Since our duties were very light, exploring Bainbridge Island while house-sitting became a pleasurable afternoon event. Whether it was sprinkling, drizzling, raining, or merely overcast, we ventured out. The Scenic Byway road seems to be carved from a huge, old-wood forest that allowed only infrequent glimpses of the water.
Bainbridge Island is sheltered by land masses on all four sides, thus protected from Pacific Ocean storms, tsumanis, and other destructive surges. On our drive, we learned that on this island a park means an open, sunny area with lawn and tennis courts or other recreational facilities. Where I come from, you can recognize a park because of the shade trees planted in strategic locations.
Our plan to explore the island a little each day included lunch in downtown Winslow. As can be expected, we experienced a wide range of cuisines. Our first restaurant, Harbour Public House, served a tasty lunch and provided these views of Eagle Harbor.
Bloedel Reserve took up the better part of another afternoon. It takes about 2 hrs to walk it, so they say, but that’s true only if you have an unerring instinct for direction. We had a map in our hands to guide us and we have Ph.D.s on the wall back home to prove we aren’t stupid. But the fact is, we were lost most of the time.
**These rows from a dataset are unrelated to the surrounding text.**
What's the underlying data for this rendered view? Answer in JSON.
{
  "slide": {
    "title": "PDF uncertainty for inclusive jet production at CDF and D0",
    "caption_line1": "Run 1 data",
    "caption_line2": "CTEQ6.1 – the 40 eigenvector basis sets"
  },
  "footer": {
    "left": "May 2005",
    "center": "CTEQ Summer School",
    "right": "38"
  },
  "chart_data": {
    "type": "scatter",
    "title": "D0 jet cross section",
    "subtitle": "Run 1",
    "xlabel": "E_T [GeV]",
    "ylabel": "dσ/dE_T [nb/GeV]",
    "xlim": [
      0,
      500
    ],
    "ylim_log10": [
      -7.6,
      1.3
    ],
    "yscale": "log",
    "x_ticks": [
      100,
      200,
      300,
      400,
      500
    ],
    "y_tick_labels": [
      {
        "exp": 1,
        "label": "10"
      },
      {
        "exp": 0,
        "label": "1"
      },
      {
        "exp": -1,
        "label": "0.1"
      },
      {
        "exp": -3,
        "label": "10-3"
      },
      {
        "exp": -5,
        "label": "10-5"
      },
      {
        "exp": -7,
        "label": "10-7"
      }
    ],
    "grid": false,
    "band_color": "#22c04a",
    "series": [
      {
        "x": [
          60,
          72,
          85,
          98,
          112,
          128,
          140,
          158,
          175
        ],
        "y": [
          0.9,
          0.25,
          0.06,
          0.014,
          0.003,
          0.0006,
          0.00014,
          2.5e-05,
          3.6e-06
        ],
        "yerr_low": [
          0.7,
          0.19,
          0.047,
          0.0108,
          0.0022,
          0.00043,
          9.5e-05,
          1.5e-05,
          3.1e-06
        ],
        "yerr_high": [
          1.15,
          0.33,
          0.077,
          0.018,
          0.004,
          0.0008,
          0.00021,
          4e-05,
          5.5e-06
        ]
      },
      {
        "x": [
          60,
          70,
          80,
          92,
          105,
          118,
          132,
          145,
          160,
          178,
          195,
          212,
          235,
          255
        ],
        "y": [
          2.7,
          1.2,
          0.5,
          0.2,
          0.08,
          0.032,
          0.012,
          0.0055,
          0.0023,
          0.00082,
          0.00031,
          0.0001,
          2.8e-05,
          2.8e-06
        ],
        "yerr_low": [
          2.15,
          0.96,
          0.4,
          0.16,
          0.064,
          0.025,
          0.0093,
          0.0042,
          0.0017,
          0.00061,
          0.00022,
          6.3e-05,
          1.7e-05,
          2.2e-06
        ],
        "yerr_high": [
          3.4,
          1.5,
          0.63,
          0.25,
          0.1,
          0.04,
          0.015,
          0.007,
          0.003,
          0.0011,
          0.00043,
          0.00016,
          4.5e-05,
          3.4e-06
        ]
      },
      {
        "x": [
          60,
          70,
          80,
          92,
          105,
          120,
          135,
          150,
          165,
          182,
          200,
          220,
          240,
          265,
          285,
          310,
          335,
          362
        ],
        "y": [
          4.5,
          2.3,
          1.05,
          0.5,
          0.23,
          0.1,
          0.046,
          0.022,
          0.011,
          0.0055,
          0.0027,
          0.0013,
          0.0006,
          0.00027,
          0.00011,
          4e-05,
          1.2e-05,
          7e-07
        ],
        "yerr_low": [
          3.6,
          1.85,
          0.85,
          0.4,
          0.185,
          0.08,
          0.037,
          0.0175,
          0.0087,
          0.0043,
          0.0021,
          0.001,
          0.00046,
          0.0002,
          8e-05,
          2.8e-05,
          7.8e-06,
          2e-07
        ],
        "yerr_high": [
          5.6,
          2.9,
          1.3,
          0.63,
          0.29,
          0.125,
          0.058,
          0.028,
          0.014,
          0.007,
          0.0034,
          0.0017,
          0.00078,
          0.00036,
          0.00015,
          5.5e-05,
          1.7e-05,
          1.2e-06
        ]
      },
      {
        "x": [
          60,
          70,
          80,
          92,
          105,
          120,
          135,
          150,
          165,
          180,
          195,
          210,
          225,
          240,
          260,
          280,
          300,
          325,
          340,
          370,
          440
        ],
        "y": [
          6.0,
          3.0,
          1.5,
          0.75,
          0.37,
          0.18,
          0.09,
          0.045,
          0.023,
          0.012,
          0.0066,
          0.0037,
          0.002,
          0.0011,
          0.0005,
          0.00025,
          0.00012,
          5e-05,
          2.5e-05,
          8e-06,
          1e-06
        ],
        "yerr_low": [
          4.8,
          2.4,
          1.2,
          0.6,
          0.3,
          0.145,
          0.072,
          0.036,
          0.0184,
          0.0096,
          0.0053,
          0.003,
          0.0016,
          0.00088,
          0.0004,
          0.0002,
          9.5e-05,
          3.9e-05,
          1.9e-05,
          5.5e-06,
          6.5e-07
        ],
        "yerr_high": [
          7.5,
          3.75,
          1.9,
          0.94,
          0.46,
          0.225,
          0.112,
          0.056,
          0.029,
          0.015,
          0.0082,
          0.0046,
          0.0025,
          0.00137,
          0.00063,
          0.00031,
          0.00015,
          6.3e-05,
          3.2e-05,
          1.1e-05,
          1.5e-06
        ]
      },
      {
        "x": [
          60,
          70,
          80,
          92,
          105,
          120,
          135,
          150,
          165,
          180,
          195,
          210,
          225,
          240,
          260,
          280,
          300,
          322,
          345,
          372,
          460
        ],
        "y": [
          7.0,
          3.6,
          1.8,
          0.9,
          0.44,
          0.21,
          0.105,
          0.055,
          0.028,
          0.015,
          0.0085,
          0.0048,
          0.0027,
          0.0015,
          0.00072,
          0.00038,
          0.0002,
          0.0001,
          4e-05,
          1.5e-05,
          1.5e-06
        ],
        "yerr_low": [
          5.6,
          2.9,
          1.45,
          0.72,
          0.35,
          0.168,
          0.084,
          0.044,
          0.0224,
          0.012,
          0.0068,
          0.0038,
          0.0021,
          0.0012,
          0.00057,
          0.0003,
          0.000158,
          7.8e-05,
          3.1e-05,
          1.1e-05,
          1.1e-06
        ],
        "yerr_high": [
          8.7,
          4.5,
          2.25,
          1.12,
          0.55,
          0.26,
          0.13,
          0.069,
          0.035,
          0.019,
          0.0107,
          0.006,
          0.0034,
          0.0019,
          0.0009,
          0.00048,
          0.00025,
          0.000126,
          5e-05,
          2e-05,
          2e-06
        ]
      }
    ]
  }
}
On the upside, we developed a certain fondness for areas we cycled through frequently, such as the beautiful Japanese Gardens.
The trick is not to pay too much attention to the map because it’s not drawn to scale. You also can’t be shy about getting instructions from the grounds crew as to where you are and how not to end up at the Japanese Gardens for the tenth time. All this, because the numbered places of interest on the map have no corresponding numbers in the grounds.
Map versus signage
When at last we made our way out of the maze, we pointed out the lack of signage as a problem to the kind clerks at the entry gate. They said that part of Mr. Bloedel’s legacy was for visitors to simply enjoy the grounds and not be concerned about the names of things. That’s all fine and good for Mr. Bloedel who knew the names of all the trees and shrubs, and planned the layout of the park. The approach does not work well for a visitor who likes to learn such things.
Besides, Mr. Bloedel is very dead and I’m very alive. So whose needs should be met?
Well, as I responded to the ticket-takers, “Lost and cross,” is not a good take-away for your patrons. What would it hurt the ambience of Bloedel Reserve to have a little four-inch high post with the name of a bush or a lake or a tree on it?
I love Prentice Bloedel’s motto: “Nature can live without man, but man cannot live without nature.”